The Lifetime Capital Gain Exemption (LCGE) was introduced in Canada in 1986. The LCGE allows for individuals to shelter a certain amount of capital gains on disposed property if certain conditions are met.
What You Need to Know
The LCGE amount of $866,912 (2019) applies to capital gains from tax resulting in from the disposition of Qualified Small Business Corporation shares. Additionally, another exemption of $1,000,000 (2019) exists for the disposition of qualified farming or fishing property. The exemption is only available to individual tax payers in Canada, and is not extended to corporations.

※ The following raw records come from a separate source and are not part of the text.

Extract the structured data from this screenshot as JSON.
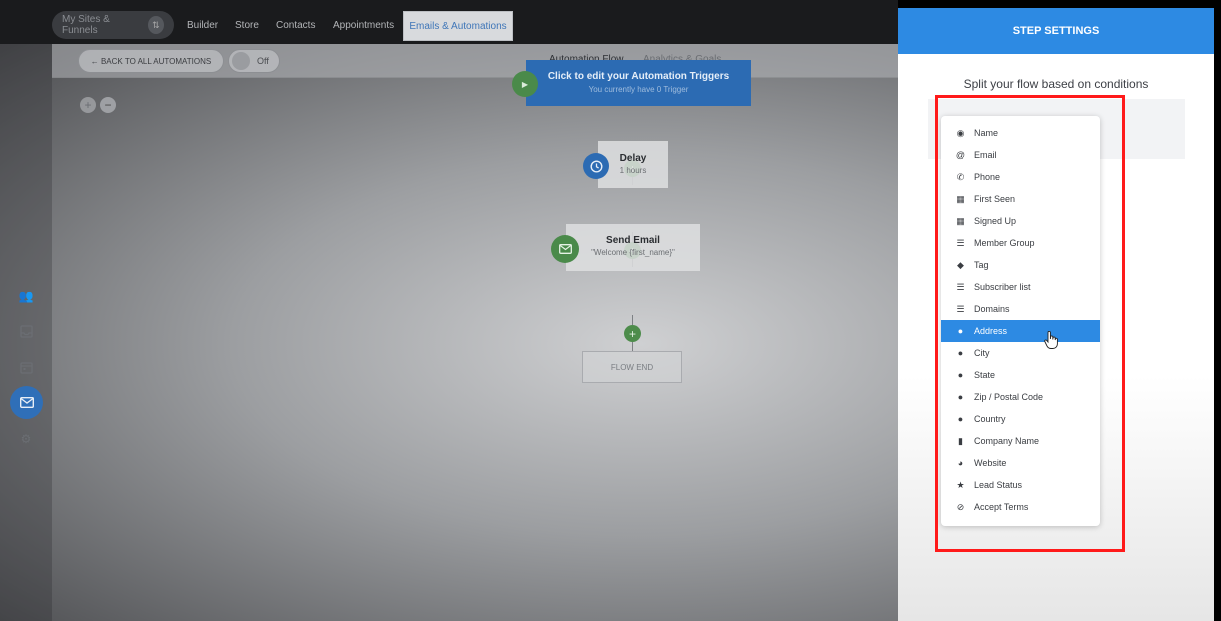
{
  "topnav": {
    "sites_label": "My Sites & Funnels",
    "links": [
      "Builder",
      "Store",
      "Contacts",
      "Appointments"
    ],
    "active_label": "Emails & Automations"
  },
  "subbar": {
    "back_label": "← BACK TO ALL AUTOMATIONS",
    "toggle_label": "Off",
    "tabs": [
      "Automation Flow",
      "Analytics & Goals"
    ]
  },
  "zoom": {
    "in": "+",
    "out": "−"
  },
  "flow": {
    "trigger_title": "Click to edit your Automation Triggers",
    "trigger_sub": "You currently have 0 Trigger",
    "delay_title": "Delay",
    "delay_sub": "1 hours",
    "email_title": "Send Email",
    "email_sub": "\"Welcome {first_name}\"",
    "flow_end": "FLOW END"
  },
  "panel": {
    "header": "STEP SETTINGS",
    "subtitle": "Split your flow based on conditions"
  },
  "dropdown": {
    "selected_index": 9,
    "items": [
      {
        "label": "Name",
        "icon": "user-circle-icon"
      },
      {
        "label": "Email",
        "icon": "at-icon"
      },
      {
        "label": "Phone",
        "icon": "phone-icon"
      },
      {
        "label": "First Seen",
        "icon": "calendar-icon"
      },
      {
        "label": "Signed Up",
        "icon": "calendar-icon"
      },
      {
        "label": "Member Group",
        "icon": "list-icon"
      },
      {
        "label": "Tag",
        "icon": "tag-icon"
      },
      {
        "label": "Subscriber list",
        "icon": "list-icon"
      },
      {
        "label": "Domains",
        "icon": "list-icon"
      },
      {
        "label": "Address",
        "icon": "map-pin-icon"
      },
      {
        "label": "City",
        "icon": "map-pin-icon"
      },
      {
        "label": "State",
        "icon": "map-pin-icon"
      },
      {
        "label": "Zip / Postal Code",
        "icon": "map-pin-icon"
      },
      {
        "label": "Country",
        "icon": "map-pin-icon"
      },
      {
        "label": "Company Name",
        "icon": "building-icon"
      },
      {
        "label": "Website",
        "icon": "globe-icon"
      },
      {
        "label": "Lead Status",
        "icon": "star-icon"
      },
      {
        "label": "Accept Terms",
        "icon": "check-circle-icon"
      }
    ]
  },
  "colors": {
    "accent_blue": "#2d8ae3",
    "trigger_blue": "#2c6bb3",
    "node_green": "#4a8a4a",
    "highlight_red": "#ff1a1a"
  }
}
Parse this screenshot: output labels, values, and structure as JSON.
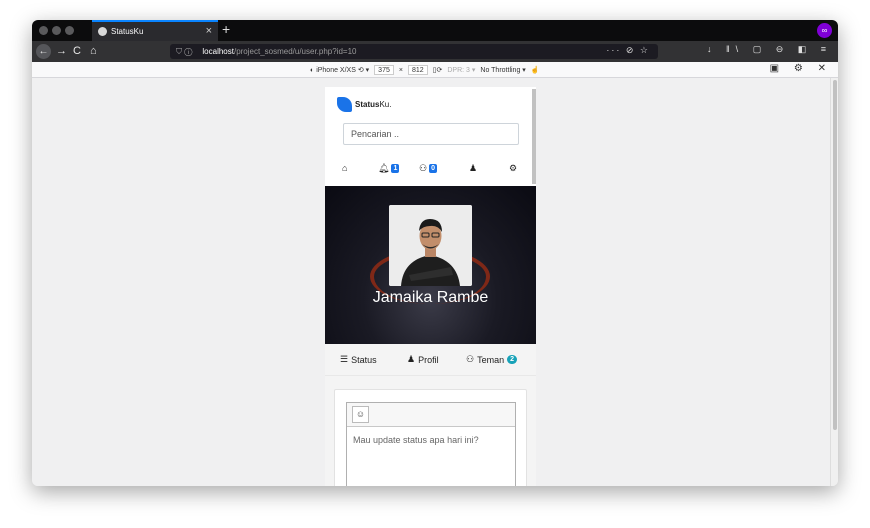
{
  "browser": {
    "tab_title": "StatusKu",
    "tab_close": "×",
    "new_tab": "+",
    "back": "←",
    "forward": "→",
    "reload": "C",
    "home": "⌂",
    "url_host": "localhost",
    "url_path": "/project_sosmed/u/user.php?id=10",
    "url_actions": "··· ⊘ ☆",
    "toolbar_icons": "↓ ‖\\ ▢ ⊖ ◧ ≡",
    "extension_label": "∞"
  },
  "rdm": {
    "device": "iPhone X/XS",
    "width": "375",
    "times": "×",
    "height": "812",
    "dpr": "DPR: 3",
    "throttle": "No Throttling",
    "right_icons": "▣ ⚙ ✕"
  },
  "app": {
    "brand_bold": "Status",
    "brand_rest": "Ku.",
    "search_placeholder": "Pencarian ..",
    "menu": {
      "home_icon": "⌂",
      "notif_icon": "♠",
      "notif_count": "1",
      "friends_icon": "⚇",
      "friends_count": "0",
      "user_icon": "♟",
      "settings_icon": "⚙"
    },
    "profile_name": "Jamaika Rambe",
    "tabs": {
      "status": "Status",
      "profil": "Profil",
      "teman": "Teman",
      "teman_count": "2"
    },
    "composer": {
      "emoji": "☺",
      "placeholder": "Mau update status apa hari ini?"
    }
  }
}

The LCGE creates a deduction from net income (worth 50% of the exemption, as individuals are only taxed on 50% of a capital gain).
How to Qualify
There are three basic tests that must be met at the time of disposition in order for said disposition to qualify for the LCGE:
Small Business Corporation Test (SBC)
The SBC test demand that at least 90% of the company’s assets using fair market value must be used in active business being carried out primarily in Canada (50% or more of business).
The Holding Period Test
The holding period test requires that the disposed of share(s) must have been held by the shareholder for the 2-year period prior to disposition. This rule is intended to limit the LCGE to long term investments rather than short term, frequently flipping investments.
Basic Asset Test
The basic asset test is essentially a combination of the two prior tests. It states that the disposed of shares must have been part of a CCPC for at least 2 years prior to disposition and that at least 50% of the business conducted by the corporation was in Canada.
The Bottom Line
The above information is basic in nature and there are many factors that should be considered before taking advantage of this strategy. As always, it is prudent to work closely with your accountant and financial advisor to ensure that you qualify for the exemption and that it is executed correctly. It is also important to note that there are special rules laid out by the CRA for dispositions that involved farming and fishing property in Canada.